Immersive virtual environments (IVEs) simulate real-world scenarios for purposes ranging from entertainment to safety-critical training (e.g., surgery, driving or flying). This project investigates how computationally demanding IVEs can be optimized to ensure realistic user performance, by focusing on how users seek out and process information for real-time operations. For this purpose, mobile gaze-tracking and EEG methods will be extended for use in IVEs. The context for research is aircraft simulation because it encompasses the rendering demands of a realistic world scene, intuitive visualization of in-vehicle instrumentation, and accurate synchronization of non-visual modalities (i.e., real motion).
How can users in IVEs be unobtrusively monitored without interrupting their activity?

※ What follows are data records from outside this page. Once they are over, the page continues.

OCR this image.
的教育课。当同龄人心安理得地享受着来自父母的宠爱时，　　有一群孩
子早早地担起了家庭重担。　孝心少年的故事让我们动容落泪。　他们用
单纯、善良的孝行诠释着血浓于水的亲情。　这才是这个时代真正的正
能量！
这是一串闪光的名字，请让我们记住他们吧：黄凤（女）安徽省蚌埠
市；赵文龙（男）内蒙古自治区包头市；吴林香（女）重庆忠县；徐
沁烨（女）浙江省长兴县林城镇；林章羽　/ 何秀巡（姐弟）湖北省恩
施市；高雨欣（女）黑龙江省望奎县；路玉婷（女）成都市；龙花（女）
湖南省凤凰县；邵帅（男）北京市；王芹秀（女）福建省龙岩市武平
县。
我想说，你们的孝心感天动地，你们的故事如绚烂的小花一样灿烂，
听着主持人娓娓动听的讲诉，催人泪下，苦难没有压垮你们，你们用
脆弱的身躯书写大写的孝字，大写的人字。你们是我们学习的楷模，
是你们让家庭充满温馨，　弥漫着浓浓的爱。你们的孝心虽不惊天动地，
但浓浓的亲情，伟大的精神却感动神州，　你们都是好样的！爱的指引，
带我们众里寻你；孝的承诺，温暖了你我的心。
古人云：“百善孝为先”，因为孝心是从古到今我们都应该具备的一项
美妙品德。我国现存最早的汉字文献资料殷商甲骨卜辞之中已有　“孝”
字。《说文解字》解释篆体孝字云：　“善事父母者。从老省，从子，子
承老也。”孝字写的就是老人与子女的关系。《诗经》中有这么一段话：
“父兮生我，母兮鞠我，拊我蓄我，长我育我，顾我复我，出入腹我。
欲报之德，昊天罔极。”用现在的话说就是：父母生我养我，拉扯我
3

How should visual information seeking and processing behavior be interpreted for the evaluation of visual computing?
How should visualizations be effectively combined with non-visual cues in a moving base simulator?

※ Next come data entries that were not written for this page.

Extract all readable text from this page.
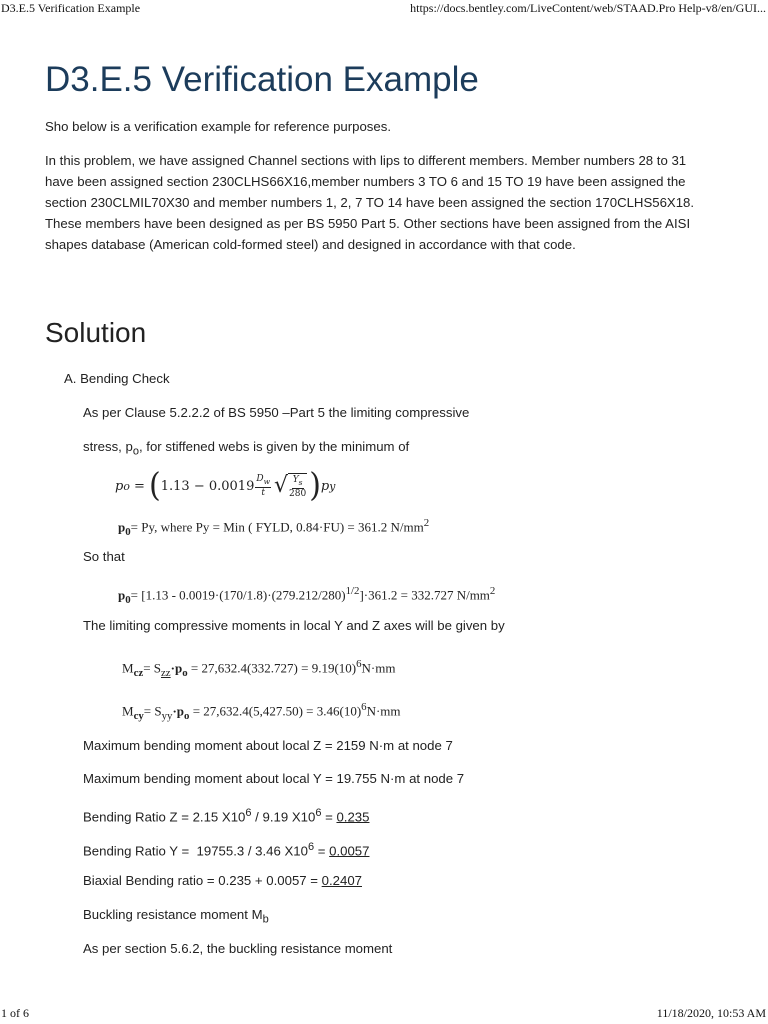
D3.E.5 Verification Example	https://docs.bentley.com/LiveContent/web/STAAD.Pro Help-v8/en/GUI...
D3.E.5 Verification Example

Sho below is a verification example for reference purposes.

In this problem, we have assigned Channel sections with lips to different members. Member numbers 28 to 31 have been assigned section 230CLHS66X16,member numbers 3 TO 6 and 15 TO 19 have been assigned the section 230CLMIL70X30 and member numbers 1, 2, 7 TO 14 have been assigned the section 170CLHS56X18. These members have been designed as per BS 5950 Part 5. Other sections have been assigned from the AISI shapes database (American cold-formed steel) and designed in accordance with that code.

Solution
A. Bending Check
As per Clause 5.2.2.2 of BS 5950 –Part 5 the limiting compressive
stress, $p_o$, for stiffened webs is given by the minimum of
p o = ( $1.13 - 0.0019 \frac{D_w}{t}$ √ $\frac{Y_s}{280}$ ) p y
$p_0= Py$, where Py = Min ( FYLD, 0.84·FU) = 361.2 $N/mm^2$
So that
$p_0= [1.13 - 0.0019\cdot(170/1.8)\cdot(279.212/280)^{1/2}]\cdot 361.2 = 332.727$ $N/mm^2$
The limiting compressive moments in local Y and Z axes will be given by
$M_{cz}= S_{zz}\cdot p_o = 27,632.4(332.727) = 9.19(10)^6N\cdot mm$
$M_{cy}= S_{yy}\cdot p_o = 27,632.4(5,427.50) = 3.46(10)^6N\cdot mm$
Maximum bending moment about local Z = 2159 N·m at node 7
Maximum bending moment about local Y = 19.755 N·m at node 7
Bending Ratio Z = 2.15 $X10^6 / 9.19$ $X10^6 = 0.235$
Bending Ratio Y =  19755.3 / 3.46 $X10^6 = 0.0057$
Biaxial Bending ratio = 0.235 + 0.0057 = 0.2407
Buckling resistance moment $M_b$
As per section 5.6.2, the buckling resistance moment
1 of 6	11/18/2020, 10:53 AM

How are visualizations in IVE simulators relied on to support complex closed-loop control behavior?
Fig. 1: Immersive virtual environments provide visualisations in the form of a realistic world environment as well as abstract instruments. Both are important in supporting user interaction, especially in vehicle handling simulators (e.g., flight simulator). Gaze-tracking and electrophysiological recordings (e.g., EEG/ERP, heart-based measures) are respectively employed to evaluate how visual information is sought out and processed.